All’improvviso, nel febbraio del 2000 (dgr. 351/2000), viene emanata una nuova normativa regionale che impone invece un organigramma con preponderanza di figure infermieristiche, senza più possibilità di deroga, così riducendo di fatto la presenza degli psicologi in CT a uno solo per struttura.

Stimo che circa 200 psicologi vedessero a rischio il loro posto lavoro.

È seguita, chiaramente, una decisa mobilitazione degli operatori e degli utenti delle Comunità che ha avuto momenti di elevata drammaticità (manifestazioni, picchettaggi davanti alle sedi istituzionali della regione, interventi dei carabinieri, ingiunzioni di chiusura alle Comunità, ecc.) visto che la posta in gioco era non solo la perdita del posto di lavoro di tanti psicologi ma soprattutto l’abbattimento del sistema di cura del disagio psichico basato sull’approccio psicologico-sociale a fronte di quello medico-farmacologico.

L’organizzazione nazionale delle Comunità Terapeutiche (FENASCOP) ha quindi promosso, contro la dgr 351/00, un ricorso al TAR del Lazio, vinto con sentenza del 2003.

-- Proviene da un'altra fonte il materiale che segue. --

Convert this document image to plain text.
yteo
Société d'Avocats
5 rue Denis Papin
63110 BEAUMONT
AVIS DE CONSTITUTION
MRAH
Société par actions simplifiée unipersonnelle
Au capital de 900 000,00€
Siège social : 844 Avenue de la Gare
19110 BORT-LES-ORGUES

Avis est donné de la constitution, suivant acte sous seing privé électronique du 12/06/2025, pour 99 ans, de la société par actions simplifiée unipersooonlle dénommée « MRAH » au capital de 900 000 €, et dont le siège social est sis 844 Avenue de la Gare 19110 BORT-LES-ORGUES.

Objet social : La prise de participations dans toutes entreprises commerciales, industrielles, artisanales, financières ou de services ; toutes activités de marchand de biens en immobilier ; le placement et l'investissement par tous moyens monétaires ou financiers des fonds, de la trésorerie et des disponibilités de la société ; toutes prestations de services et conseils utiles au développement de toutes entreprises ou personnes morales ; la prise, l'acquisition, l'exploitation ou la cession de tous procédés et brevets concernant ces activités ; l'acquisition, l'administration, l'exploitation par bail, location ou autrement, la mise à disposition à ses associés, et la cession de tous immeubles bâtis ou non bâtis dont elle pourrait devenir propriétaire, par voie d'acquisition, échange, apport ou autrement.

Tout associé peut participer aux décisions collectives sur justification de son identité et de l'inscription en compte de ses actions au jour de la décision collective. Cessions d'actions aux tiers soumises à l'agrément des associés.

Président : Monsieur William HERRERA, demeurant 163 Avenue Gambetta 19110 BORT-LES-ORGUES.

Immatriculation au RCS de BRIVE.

Ora, a più di cinque anni dal colpo di coda della burocrazia, è ancora tutto in discussione: le Comunità Terapeutiche del Lazio continuano ad operare con organici in deroga ai regolamenti in cui gli psicologi sono maggioritari; le rette delle CT sono le stesse stabilite nel 1992 e quindi gli operatori delle CT sono pagati malissimo; i ritardi nei pagamenti delle rette da parte delle AASSLL sono biblici (ormai quasi due anni in media) e quindi le CT sono sempre sull’orlo del fallimento e gli operatori ricevono lo stipendio con a volte un anno di ritardo; sull’onda della sentenza favorevole del TAR le CT hanno ottenuto dalla Regione Lazio l’Accreditamento Provvisorio (lo status che consente di operare come strutture sanitarie integrate nel Servizio Sanitario pubblico) ma non la definizione delle procedure per rendere operativo questo status.

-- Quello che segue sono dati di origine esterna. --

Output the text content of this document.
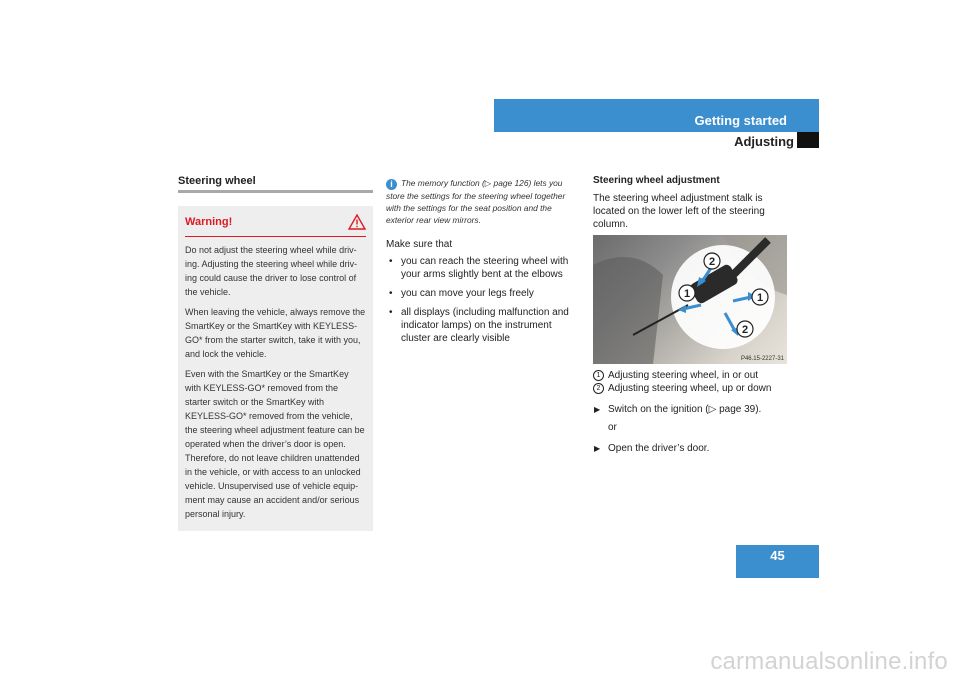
Getting started
Adjusting

Steering wheel

Warning!

Do not adjust the steering wheel while driv-ing. Adjusting the steering wheel while driv-ing could cause the driver to lose control of the vehicle.

When leaving the vehicle, always remove the SmartKey or the SmartKey with KEYLESS-GO* from the starter switch, take it with you, and lock the vehicle.

Even with the SmartKey or the SmartKey with KEYLESS-GO* removed from the starter switch or the SmartKey with KEYLESS-GO* removed from the vehicle, the steering wheel adjustment feature can be operated when the driver’s door is open. Therefore, do not leave children unattended in the vehicle, or with access to an unlocked vehicle. Unsupervised use of vehicle equip-ment may cause an accident and/or serious personal injury.

i The memory function (▷ page 126) lets you
store the settings for the steering wheel together
with the settings for the seat position and the
exterior rear view mirrors.

Make sure that

• you can reach the steering wheel with your arms slightly bent at the elbows
• you can move your legs freely
• all displays (including malfunction and indicator lamps) on the instrument cluster are clearly visible

Steering wheel adjustment

The steering wheel adjustment stalk is located on the lower left of the steering column.

2
1	1
2
P46.15-2227-31
1 Adjusting steering wheel, in or out
2 Adjusting steering wheel, up or down

▶ Switch on the ignition (▷ page 39).

or

▶ Open the driver’s door.

45
carmanualsonline.info
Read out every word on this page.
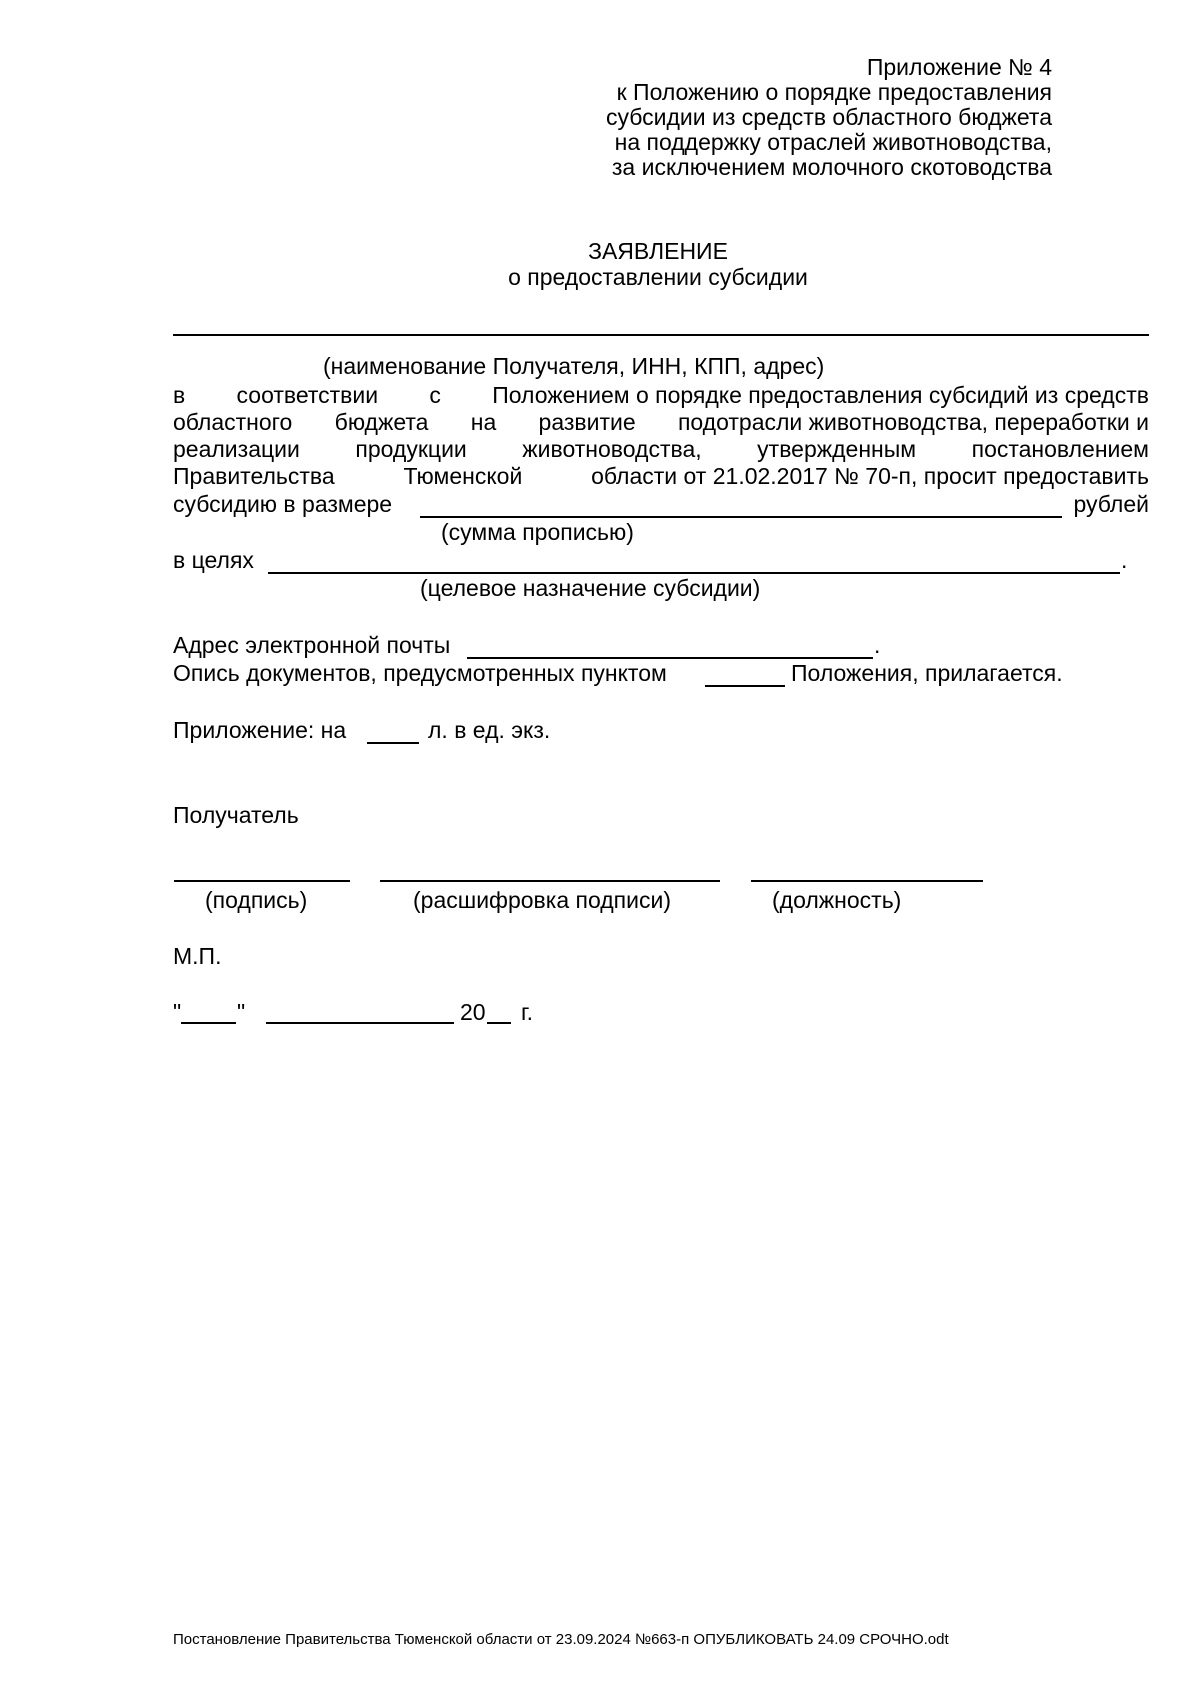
Приложение № 4
к Положению о порядке предоставления
субсидии из средств областного бюджета
на поддержку отраслей животноводства,
за исключением молочного скотоводства
ЗАЯВЛЕНИЕ
о предоставлении субсидии
(наименование Получателя, ИНН, КПП, адрес)
в соответствии с Положением о порядке предоставления субсидий из средств
областного бюджета на развитие подотрасли животноводства, переработки и
реализации продукции животноводства, утвержденным постановлением
Правительства	Тюменской	области от 21.02.2017 № 70-п, просит предоставить
субсидию в размере	рублей
(сумма прописью)
в целях	.
(целевое назначение субсидии)
Адрес электронной почты	.
Опись документов, предусмотренных пунктом	Положения, прилагается.
Приложение: на	л. в ед. экз.
Получатель
(подпись)	(расшифровка подписи)	(должность)
М.П.
" "	20 г.
Постановление Правительства Тюменской области от 23.09.2024 №663-п ОПУБЛИКОВАТЬ 24.09 СРОЧНО.odt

Ma quale ruolo avrà avuto l’Ordine degli Psicologi del Lazio in questa vicenda cruciale per molti iscritti e per l’affermazione dei principi della cura psicologica dei disturbi psichici? Assolutamente nessuno.

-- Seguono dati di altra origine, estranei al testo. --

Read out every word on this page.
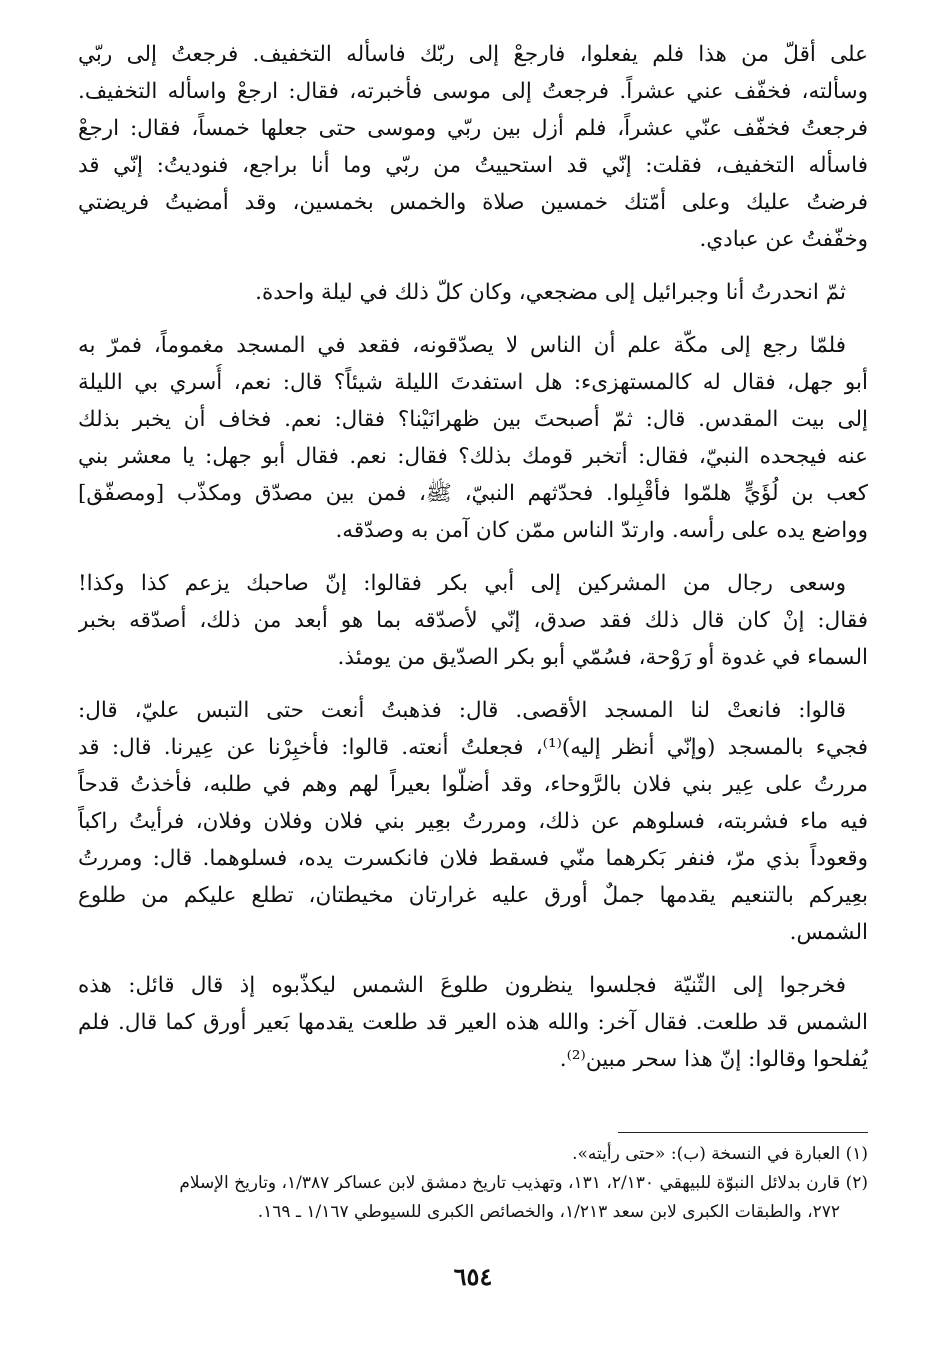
على أقلّ من هذا فلم يفعلوا، فارجعْ إلى ربّك فاسأله التخفيف. فرجعتُ إلى ربّي
وسألته، فخفّف عني عشراً. فرجعتُ إلى موسى فأخبرته، فقال: ارجعْ واسأله التخفيف.
فرجعتُ فخفّف عنّي عشراً، فلم أزل بين ربّي وموسى حتى جعلها خمساً، فقال: ارجعْ
فاسأله التخفيف، فقلت: إنّي قد استحييتُ من ربّي وما أنا براجع، فنوديتُ: إنّي قد
فرضتُ عليك وعلى أمّتك خمسين صلاة والخمس بخمسين، وقد أمضيتُ فريضتي
وخفّفتُ عن عبادي.
ثمّ انحدرتُ أنا وجبرائيل إلى مضجعي، وكان كلّ ذلك في ليلة واحدة.
فلمّا رجع إلى مكّة علم أن الناس لا يصدّقونه، فقعد في المسجد مغموماً، فمرّ به
أبو جهل، فقال له كالمستهزىء: هل استفدتَ الليلة شيئاً؟ قال: نعم، أُسري بي الليلة
إلى بيت المقدس. قال: ثمّ أصبحتَ بين ظهرانَيْنا؟ فقال: نعم. فخاف أن يخبر بذلك
عنه فيجحده النبيّ، فقال: أتخبر قومك بذلك؟ فقال: نعم. فقال أبو جهل: يا معشر بني
كعب بن لُؤَيٍّ هلمّوا فأقْبِلوا. فحدّثهم النبيّ، ﷺ، فمن بين مصدّق ومكذّب [ومصفّق]
وواضع يده على رأسه. وارتدّ الناس ممّن كان آمن به وصدّقه.
وسعى رجال من المشركين إلى أبي بكر فقالوا: إنّ صاحبك يزعم كذا وكذا!
فقال: إنْ كان قال ذلك فقد صدق، إنّي لأصدّقه بما هو أبعد من ذلك، أصدّقه بخبر
السماء في غدوة أو رَوْحة، فسُمّي أبو بكر الصدّيق من يومئذ.
قالوا: فانعتْ لنا المسجد الأقصى. قال: فذهبتُ أنعت حتى التبس عليّ، قال:
فجيء بالمسجد (وإنّي أنظر إليه)⁽¹⁾، فجعلتُ أنعته. قالوا: فأخبِرْنا عن عِيرنا. قال: قد
مررتُ على عِير بني فلان بالرَّوحاء، وقد أضلّوا بعيراً لهم وهم في طلبه، فأخذتُ قدحاً
فيه ماء فشربته، فسلوهم عن ذلك، ومررتُ بعِير بني فلان وفلان وفلان، فرأيتُ راكباً
وقعوداً بذي مرّ، فنفر بَكرهما منّي فسقط فلان فانكسرت يده، فسلوهما. قال: ومررتُ
بعِيركم بالتنعيم يقدمها جملٌ أورق عليه غرارتان مخيطتان، تطلع عليكم من طلوع
الشمس.
فخرجوا إلى الثّنيّة فجلسوا ينظرون طلوعَ الشمس ليكذّبوه إذ قال قائل: هذه
الشمس قد طلعت. فقال آخر: والله هذه العير قد طلعت يقدمها بَعير أورق كما قال. فلم
يُفلحوا وقالوا: إنّ هذا سحر مبين⁽²⁾.
(١) العبارة في النسخة (ب): «حتى رأيته».
(٢) قارن بدلائل النبوّة للبيهقي ٢/١٣٠، ١٣١، وتهذيب تاريخ دمشق لابن عساكر ١/٣٨٧، وتاريخ الإسلام
٢٧٢، والطبقات الكبرى لابن سعد ١/٢١٣، والخصائص الكبرى للسيوطي ١/١٦٧ ـ ١٦٩.
٦٥٤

Dopo pressanti insistenze di molti iscritti l’Ordine creò una commissione scientifica di cui vennero chiamati a far parte colleghi esperti di CT. Il lavoro della commissione diede lo spunto per un seminario tenutosi poi presso il CNR, interessante sul piano scientifico come molti altri organizzati in questi anni dalle organizzazioni delle CT.

Sul piano politico assolutamente nulla accadde ed accade su questo fronte: eppure se già sono circa 300 i colleghi impegnati nelle CT del Lazio ben di più potrebbero essere se venissero rispettate le indicazioni del “Progetto Obiettivo Nazionale” circa la distribuzione delle comunità terapeutiche e delle altre strutture psichiatriche cosiddette “intermedie” (comunità riabilitative, comunità alloggio, gruppi appartamento, case famiglia, centri diurni , ecc).

Nessuna proposta operativa viene sostenuta dall’Ordine, nessun collegamento mantenuto con le organizzazioni delle Comunità locali e nazionali (FeNaSCoP, Coordinamento Integra, ecc.), nessun contatto istituzionale con gli organi regionali che in materia legiferano (liberamente ed inconsapevolmente), nessuna campagna a sostegno delle CT sostenuta presso la comunità professionale o presso i mass media.